Tom: Can you repeat that?
Doctor Neha: As long as you make her piling up the papers or leaving a mess as the problem this will never get resolved.
Tom: I got it.
Doctor Neha: As soon as you say, “Hey Honey, I notice that what happens when I see this external mess is that it triggers emotional chaos for me. Then I interact with you in a way where I feel a little crazy, like I’m reacting and I can’t communicate with this woman I love—and it creates turmoil between us. Help me understand how we can do this in a way that works for both of us. I’d love for you to give me feedback, and I’m going to start working on how to navigate my emotions.” Does this sound reasonable?
Tom: Very reasonable.
Doctor Neha: I’ll give you a copy of my book Talk Rx before you leave because the middle five chapters are dedicated to emotions and how to manage them in ourselves and in the face of others. Sound like a deal?
Tom: It sounds like a deal.
Doctor Neha: Tell me your takeaways?
Tom: I really need to take the three deep breaths and relax when I feel this tension building in me. Then I have to have a conversation with my wife not about the physical mess but the emotional one. I need to tell her the physical mess is triggering an emotion in me and I have to work on that. I’ll say, “Hey, we’re getting along great can you help me with that?”
Doctor Neha: And ask, “Can you give me feedback? I’m going to try things a little bit differently. In my household everything being neat and orderly meant everything was safe. So there’s this way I go into a place of not feeling safe and uncontrolled in the moment that I react.
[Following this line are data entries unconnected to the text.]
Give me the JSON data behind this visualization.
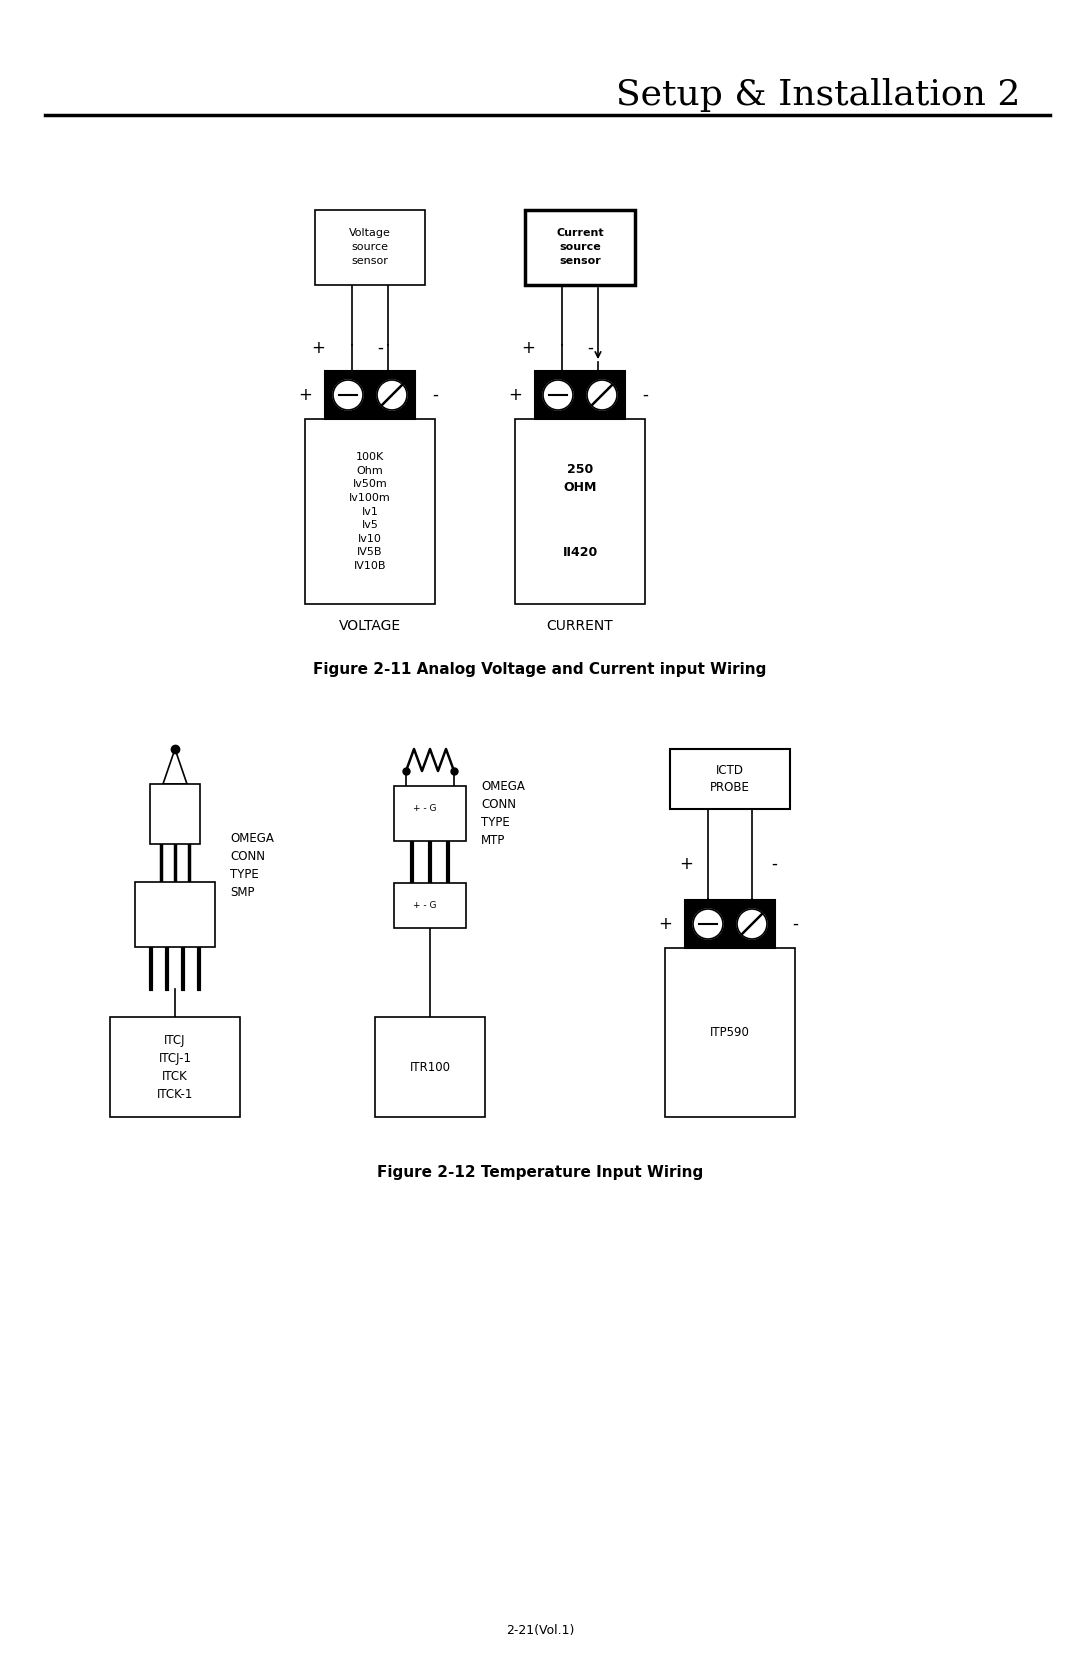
{
  "title": "Setup & Installation 2",
  "fig11_title": "Figure 2-11 Analog Voltage and Current input Wiring",
  "fig12_title": "Figure 2-12 Temperature Input Wiring",
  "footer": "2-21(Vol.1)",
  "bg_color": "#ffffff",
  "line_color": "#000000",
  "voltage_sensor_label": "Voltage\nsource\nsensor",
  "current_sensor_label": "Current\nsource\nsensor",
  "voltage_box_text": "100K\nOhm\nIv50m\nIv100m\nIv1\nIv5\nIv10\nIV5B\nIV10B",
  "current_box_top_text": "250\nOHM",
  "current_box_bot_text": "II420",
  "voltage_label": "VOLTAGE",
  "current_label": "CURRENT",
  "omega_smp_label": "OMEGA\nCONN\nTYPE\nSMP",
  "itcj_label": "ITCJ\nITCJ-1\nITCK\nITCK-1",
  "omega_mtp_label": "OMEGA\nCONN\nTYPE\nMTP",
  "itr100_label": "ITR100",
  "ictd_label": "ICTD\nPROBE",
  "itp590_label": "ITP590"
}
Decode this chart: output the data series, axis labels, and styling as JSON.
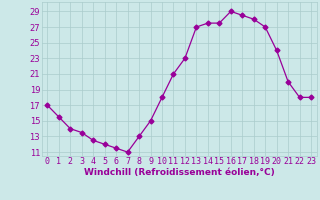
{
  "x": [
    0,
    1,
    2,
    3,
    4,
    5,
    6,
    7,
    8,
    9,
    10,
    11,
    12,
    13,
    14,
    15,
    16,
    17,
    18,
    19,
    20,
    21,
    22,
    23
  ],
  "y": [
    17,
    15.5,
    14,
    13.5,
    12.5,
    12,
    11.5,
    11,
    13,
    15,
    18,
    21,
    23,
    27,
    27.5,
    27.5,
    29,
    28.5,
    28,
    27,
    24,
    20,
    18,
    18
  ],
  "line_color": "#990099",
  "marker": "D",
  "marker_size": 2.5,
  "bg_color": "#cce8e8",
  "grid_color": "#aacccc",
  "xlabel": "Windchill (Refroidissement éolien,°C)",
  "xlabel_color": "#990099",
  "xlabel_fontsize": 6.5,
  "tick_fontsize": 6.0,
  "yticks": [
    11,
    13,
    15,
    17,
    19,
    21,
    23,
    25,
    27,
    29
  ],
  "xtick_labels": [
    "0",
    "1",
    "2",
    "3",
    "4",
    "5",
    "6",
    "7",
    "8",
    "9",
    "10",
    "11",
    "12",
    "13",
    "14",
    "15",
    "16",
    "17",
    "18",
    "19",
    "20",
    "21",
    "22",
    "23"
  ],
  "ylim": [
    10.5,
    30.2
  ],
  "xlim": [
    -0.5,
    23.5
  ]
}
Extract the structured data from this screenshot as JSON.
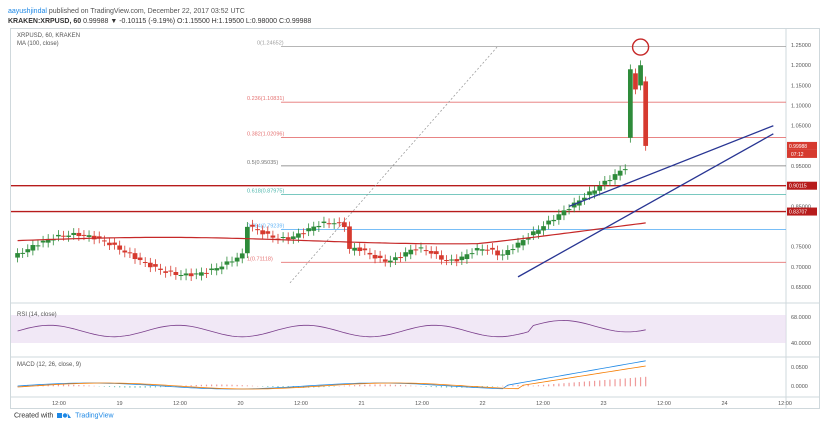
{
  "header": {
    "author": "aayushjindal",
    "published_text": "published on TradingView.com, December 22, 2017 03:52 UTC",
    "symbol_line": "KRAKEN:XRPUSD, 60",
    "ohlc_line": "0.99988 ▼ -0.10115 (-9.19%) O:1.15500 H:1.19500 L:0.98000 C:0.99988"
  },
  "chart": {
    "symbol_label": "XRPUSD, 60, KRAKEN",
    "ma_label": "MA (100, close)",
    "rsi_label": "RSI (14, close)",
    "macd_label": "MACD (12, 26, close, 9)"
  },
  "price_axis": [
    "1.25000",
    "1.20000",
    "1.15000",
    "1.10000",
    "1.05000",
    "0.99988",
    "0.95000",
    "0.90115",
    "0.85000",
    "0.83707",
    "0.75000",
    "0.70000",
    "0.65000"
  ],
  "last_price_tags": [
    "0.99988",
    "07:12"
  ],
  "rsi_axis": [
    "68.0000",
    "40.0000"
  ],
  "macd_axis": [
    "0.0500",
    "0.0000"
  ],
  "time_axis": [
    "12:00",
    "19",
    "12:00",
    "20",
    "12:00",
    "21",
    "12:00",
    "22",
    "12:00",
    "23",
    "12:00",
    "24",
    "12:00"
  ],
  "fib_levels": [
    {
      "label": "0(1.24652)",
      "value": 1.24652
    },
    {
      "label": "0.236(1.10831)",
      "value": 1.10831
    },
    {
      "label": "0.382(1.02096)",
      "value": 1.02096
    },
    {
      "label": "0.5(0.95035)",
      "value": 0.95035
    },
    {
      "label": "0.618(0.87975)",
      "value": 0.87975
    },
    {
      "label": "0.764(0.79239)",
      "value": 0.79239
    },
    {
      "label": "1(0.71118)",
      "value": 0.71118
    }
  ],
  "footer": {
    "created_with": "Created with",
    "brand": "TradingView"
  },
  "colors": {
    "up": "#2e8b3a",
    "down": "#d63a2f",
    "ma": "#c62828",
    "trend": "#283593",
    "fib": "#9e9e9e",
    "rsi": "#7b3f8c",
    "macd": "#1e88e5",
    "signal": "#f57c00",
    "support": "#b71c1c"
  },
  "icons": [
    "trading-view-logo-icon"
  ]
}
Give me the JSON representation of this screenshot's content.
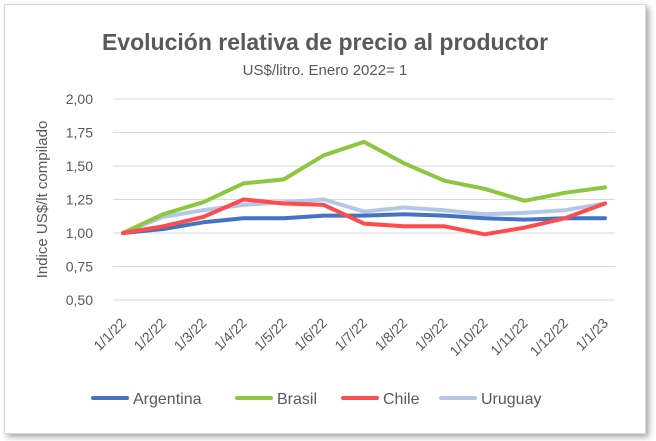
{
  "chart_data": {
    "type": "line",
    "title": "Evolución relativa de precio al productor",
    "subtitle": "US$/litro. Enero 2022= 1",
    "ylabel": "Indice US$/lt compilado",
    "xlabel": "",
    "ylim": [
      0.5,
      2.0
    ],
    "yticks": [
      0.5,
      0.75,
      1.0,
      1.25,
      1.5,
      1.75,
      2.0
    ],
    "ytick_labels": [
      "0,50",
      "0,75",
      "1,00",
      "1,25",
      "1,50",
      "1,75",
      "2,00"
    ],
    "grid": true,
    "legend_position": "bottom",
    "categories": [
      "1/1/22",
      "1/2/22",
      "1/3/22",
      "1/4/22",
      "1/5/22",
      "1/6/22",
      "1/7/22",
      "1/8/22",
      "1/9/22",
      "1/10/22",
      "1/11/22",
      "1/12/22",
      "1/1/23"
    ],
    "series": [
      {
        "name": "Argentina",
        "color": "#4472c4",
        "values": [
          1.0,
          1.03,
          1.08,
          1.11,
          1.11,
          1.13,
          1.13,
          1.14,
          1.13,
          1.11,
          1.1,
          1.11,
          1.11
        ]
      },
      {
        "name": "Brasil",
        "color": "#8dc63f",
        "values": [
          1.0,
          1.14,
          1.23,
          1.37,
          1.4,
          1.58,
          1.68,
          1.52,
          1.39,
          1.33,
          1.24,
          1.3,
          1.34
        ]
      },
      {
        "name": "Chile",
        "color": "#ff4b4b",
        "values": [
          1.0,
          1.05,
          1.12,
          1.25,
          1.22,
          1.21,
          1.07,
          1.05,
          1.05,
          0.99,
          1.04,
          1.11,
          1.22
        ]
      },
      {
        "name": "Uruguay",
        "color": "#b4c7e7",
        "values": [
          1.0,
          1.12,
          1.17,
          1.21,
          1.23,
          1.25,
          1.16,
          1.19,
          1.17,
          1.14,
          1.15,
          1.17,
          1.22
        ]
      }
    ]
  }
}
That’s what I want to help working on.” I think if she understood that, she would be willing to work with you.
Tom: I hope so.
Doctor Neha: Thank you so much.
Tom: Thank you so much, it’s so good to see you.
Doctor Neha: For all of you at home, if you know that things getting messy in your physical world triggers you inside, ask yourself, “What does it mean to have things all nice, and neat, and orderly?” And most important, consider whether the external mess might be dividing you from people that you love because the truth is that external trigger creates an internal emotional chaos that you’re unable to deal with; therefore, you focus on somebody else’s physical mess.
Send me your questions — drop me a tweet at #AskDoctorNeha or write your question and comments down below.
- When you are triggered by a physical mess,
- Identify your physical signals (sweating, tight muscles, etc.)
- Take three deep breaths to ease the physical discomfort
- Ask yourself, “What does this mess mean about me or my relationship?”
- What stories do you have about cleanliness and order? What rules did you learn from your family growing up?
- Is there a correlation between the physical mess you see and the emotional turmoil inside you?
- Communicate what occurs for you when you see an external mess and stay curious about the ways you can both heal around this experience.